Languages
While living in the US for 6 years, I am Brazilian and my natural language is Portuguese. Most Brazilians living in US speak (or at least we think we do) Spanish and English. That gives us a trilingual status. Also, among Europeans it is normal to speak at least 3 languages. I bet Dino Esposito doesn't speak only Italian and English.
So the above is to make a point that I DO NOT have anything against other language speakers,
But English is THE Universal Language. It is not the most spoken in the world (1-Chinese, 2-Spanish, 3-English), it is probably the most understood in the IT Software Development Community. ( Most programming languages incorporate English commands and operators with their own syntax elements.)
I read this post from Rido, Bye Bye nAnt, and thought it would be interesting to the professional responsible for builds at my current contract to read it, but he speaks exclusively English. So either I ( or someone else) translate it for him, or he can't read it at all. )

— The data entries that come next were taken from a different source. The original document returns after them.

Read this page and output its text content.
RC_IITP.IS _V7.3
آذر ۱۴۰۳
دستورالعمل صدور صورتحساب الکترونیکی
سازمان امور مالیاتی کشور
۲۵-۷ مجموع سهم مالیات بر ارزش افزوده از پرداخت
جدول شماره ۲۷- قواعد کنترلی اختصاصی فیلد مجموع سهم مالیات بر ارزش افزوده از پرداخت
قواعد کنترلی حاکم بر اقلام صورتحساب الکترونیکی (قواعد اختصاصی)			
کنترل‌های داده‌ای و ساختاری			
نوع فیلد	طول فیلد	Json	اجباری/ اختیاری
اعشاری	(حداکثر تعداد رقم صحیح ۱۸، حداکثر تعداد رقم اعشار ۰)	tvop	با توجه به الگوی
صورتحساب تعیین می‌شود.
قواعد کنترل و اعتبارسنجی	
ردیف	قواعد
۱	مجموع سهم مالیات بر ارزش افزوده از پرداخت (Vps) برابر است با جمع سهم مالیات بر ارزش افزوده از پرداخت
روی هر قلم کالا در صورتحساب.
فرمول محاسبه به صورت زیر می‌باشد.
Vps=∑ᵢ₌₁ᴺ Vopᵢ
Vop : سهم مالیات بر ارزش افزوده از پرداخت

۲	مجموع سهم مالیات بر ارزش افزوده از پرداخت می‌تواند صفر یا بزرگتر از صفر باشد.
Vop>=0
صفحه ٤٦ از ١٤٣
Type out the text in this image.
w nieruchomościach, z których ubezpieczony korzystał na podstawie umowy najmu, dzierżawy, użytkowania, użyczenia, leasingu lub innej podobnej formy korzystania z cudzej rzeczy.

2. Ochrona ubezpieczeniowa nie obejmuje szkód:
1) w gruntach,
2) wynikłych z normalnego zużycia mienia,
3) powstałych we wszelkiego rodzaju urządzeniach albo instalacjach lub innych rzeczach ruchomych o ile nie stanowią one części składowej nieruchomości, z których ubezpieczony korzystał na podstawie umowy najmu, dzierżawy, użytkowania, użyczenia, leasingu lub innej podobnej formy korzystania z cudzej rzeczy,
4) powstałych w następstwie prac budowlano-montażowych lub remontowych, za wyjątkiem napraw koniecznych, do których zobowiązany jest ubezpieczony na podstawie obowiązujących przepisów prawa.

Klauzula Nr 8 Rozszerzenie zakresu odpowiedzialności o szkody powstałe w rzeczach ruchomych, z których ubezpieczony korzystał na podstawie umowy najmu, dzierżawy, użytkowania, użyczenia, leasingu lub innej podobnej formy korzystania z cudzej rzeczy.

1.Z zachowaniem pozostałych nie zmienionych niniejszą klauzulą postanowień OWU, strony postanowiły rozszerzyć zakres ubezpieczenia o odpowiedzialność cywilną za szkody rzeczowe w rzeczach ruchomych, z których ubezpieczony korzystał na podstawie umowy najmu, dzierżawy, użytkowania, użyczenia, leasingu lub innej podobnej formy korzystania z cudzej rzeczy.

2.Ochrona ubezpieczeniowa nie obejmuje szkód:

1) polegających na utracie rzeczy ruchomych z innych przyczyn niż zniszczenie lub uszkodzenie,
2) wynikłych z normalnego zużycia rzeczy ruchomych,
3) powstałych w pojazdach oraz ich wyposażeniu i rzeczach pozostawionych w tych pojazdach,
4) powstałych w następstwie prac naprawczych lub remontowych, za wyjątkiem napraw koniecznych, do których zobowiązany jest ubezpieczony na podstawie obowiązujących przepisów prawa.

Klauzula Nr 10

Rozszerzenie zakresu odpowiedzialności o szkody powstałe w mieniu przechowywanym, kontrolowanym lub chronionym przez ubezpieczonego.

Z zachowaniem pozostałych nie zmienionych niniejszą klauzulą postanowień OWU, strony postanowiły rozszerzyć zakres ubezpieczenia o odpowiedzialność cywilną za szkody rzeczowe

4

That is a good example of why I am taking my time to write this post. While we all like to use our own languages, we may be preventing some people from reading and understanding.
Just a thought.
BTW, anyone was at the last Atlanta.NET meeting at Microsoft last week? Stuart Dickerson did a great job showing some UI tips ( a lot about Datagrid. Get his code here.) and Doug Ware kicked a** talking about Continuous Integration and Automated Unit Testing. He had a great example about incorporating source control applications, DRACO.NET , nAnt , nUnit and nDoc to create continuous integration. IT becomes sort of a Build Engine, with all the steps in the middle well controlled. He mentioned http://sourceforge.net/ as the place to get some of these pieces.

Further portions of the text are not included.